Lagi-lagi senyum itu muncul, senyum yang ia keluarkan tanpa paksaan karena sekarang dia akan selalu tersenyum walau apapun yang menimpanya. Luka yang teramat besar sudah ia rasakan, jadi masalah apalagi yang mampu menandingi luka itu?
Mengingat bagaimana dulu ia hidup, membuat ia menyesalinya. Kenapa ia tak hidup dengan bebas saja dari dulu. Siapa bilang menjadi anak orang kaya akan membuat bahagia karena dia sendiri hampir tak pernah merasakan bahagianya sampai sosok itu datang mengubahnya. Sosok yang datang tanpa di undang dan pergi juga tanpa adanya pemberitahuan tapi dia juga tak boleh larut akan hal itu.
Dia merasakan seseorang melingkarkan tangan di pinggangnya, membuat pemuda bermata grey itu menunduk hanya sekedar memastikan tangan siapa yang berani menaruh tangan di pinggangnya. Dia menemukan tangan putih yang lebih kecil dari miliknya sendiri dengan cicin putih yang melingkar di jari manisnya. Pemuda itu tersenyum, kali ini bukan karena laut atau apapun mengenai alam tapi lebih karena ia suka dengan tangan yang sedang memeluknya dari belakang bahkan ia bisa merasakan detak jantung orang itu yang berdetak normal di punggungnya.
“Kak, kamu tidak membangunkanku.
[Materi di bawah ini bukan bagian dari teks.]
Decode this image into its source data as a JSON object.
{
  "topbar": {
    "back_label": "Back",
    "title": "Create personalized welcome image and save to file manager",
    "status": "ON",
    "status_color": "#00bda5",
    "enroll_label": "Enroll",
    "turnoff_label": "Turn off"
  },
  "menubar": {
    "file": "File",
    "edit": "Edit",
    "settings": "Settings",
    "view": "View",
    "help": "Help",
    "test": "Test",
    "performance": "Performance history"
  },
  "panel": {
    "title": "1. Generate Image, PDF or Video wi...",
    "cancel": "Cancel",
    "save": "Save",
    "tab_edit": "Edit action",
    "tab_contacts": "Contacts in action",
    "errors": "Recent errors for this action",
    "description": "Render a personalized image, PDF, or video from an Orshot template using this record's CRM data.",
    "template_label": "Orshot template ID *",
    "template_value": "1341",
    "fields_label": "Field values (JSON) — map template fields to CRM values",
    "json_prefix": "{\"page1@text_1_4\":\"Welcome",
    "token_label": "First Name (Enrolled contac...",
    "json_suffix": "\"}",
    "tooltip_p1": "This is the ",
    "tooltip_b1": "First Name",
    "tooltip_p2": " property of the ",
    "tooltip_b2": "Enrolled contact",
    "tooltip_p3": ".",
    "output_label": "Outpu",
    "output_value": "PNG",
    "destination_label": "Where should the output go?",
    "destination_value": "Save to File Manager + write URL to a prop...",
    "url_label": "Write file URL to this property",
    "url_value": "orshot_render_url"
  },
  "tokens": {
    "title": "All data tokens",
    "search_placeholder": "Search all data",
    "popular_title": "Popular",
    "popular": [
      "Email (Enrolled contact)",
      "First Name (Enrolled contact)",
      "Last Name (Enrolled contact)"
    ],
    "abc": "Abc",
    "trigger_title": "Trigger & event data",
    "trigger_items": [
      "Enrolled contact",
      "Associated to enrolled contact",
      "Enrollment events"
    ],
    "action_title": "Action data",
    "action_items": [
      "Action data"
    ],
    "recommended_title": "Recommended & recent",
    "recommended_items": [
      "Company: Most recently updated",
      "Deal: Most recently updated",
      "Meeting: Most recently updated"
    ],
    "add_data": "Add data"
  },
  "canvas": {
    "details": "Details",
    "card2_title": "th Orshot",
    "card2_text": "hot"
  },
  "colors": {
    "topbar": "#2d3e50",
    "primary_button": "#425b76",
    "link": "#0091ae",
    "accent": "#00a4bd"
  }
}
Aku mencarimu kemana-kemana. Aku kira kamu menghilang.” Suara pemuda yang mendekapnya seolah bagai mantra yang membuat pria yang di panggil kak itu menoleh dan mendapati cowok bermata biru kucing itu sedang menatapnya polos. Dia tidak pernah puas menatap tubuh mungil pemuda bermata biru kucing itu.
“Aku melihatmu terlalu lelah, tak tega rasanya membangunkanmu. Apalagi mengingat hal yang kita lakukan tadi malam. Aku yakin kamu pasti butuh istirahat lebih lama dari yang bisa kamu dapatkan.” Jawab pemuda itu lembut dengan tangan yang terus menelusuri wajah cowok mungil itu.
“Zac, aku tidak akan pernah bisa istirahat lebih lama dari yang kamu inginkan aku lakukan jika kamu tidak ada di sampingku karena aku terlanjur nyaman tidur di dekatmu hingga aku tak bisa lagi tidur sendiri jadi jangan tinggalkan aku di kamar itu sendiri.” Terdengar dari suaranya semua akan tahu kalau cowok berusia 21 tahun itu masih sangat labil, terbukti dia menyebut pemuda yang ada di depannya dengan dua sebutan yaitu Kak dan nama dari si pemuda. Cowok bermata biru kucing itu mengerjap lucu, terlalu kentara dengan kepolosan yang ia miliki.
“Tidak akan lagi.” Jawab pemuda yang bernama Zac yang langsung mendaratkan bibir ranumnya pada bibir tipis cowok yang dia cintai, hanya sebuah kecupan tapi membuat cowok itu kembali mengingat kejadian malam tadi.
Mereka berjalan berangkulan menuju hotel yang mereka sewa untuk bulan madunya. Cowok itu sesekali mencium bau tubuh dari seorang Zac yang akan selalu membuat ia mabuk karena wangi yang begitu manly dari tubuh Zac. Zac sendiri menyukai cara cowok itu menggesekan hidungnya pada tubuhnya. Siapa yang akan sangka mereka bisa menjalin sebuah ikatan pernikahan setelah tahu bagaimana kisah awal mereka tentu orang akan berdecak kagum.
*`
“Kakak yakin Dimitri tidak akan menemukan kita di sini?” Cowok itu bersuara di antara sarapan yang tengah mereka lakukan. Zac menatap si mata biru kucing dengan tatapan lembut, seolah tatapannya mengisyaratkan tanda iya.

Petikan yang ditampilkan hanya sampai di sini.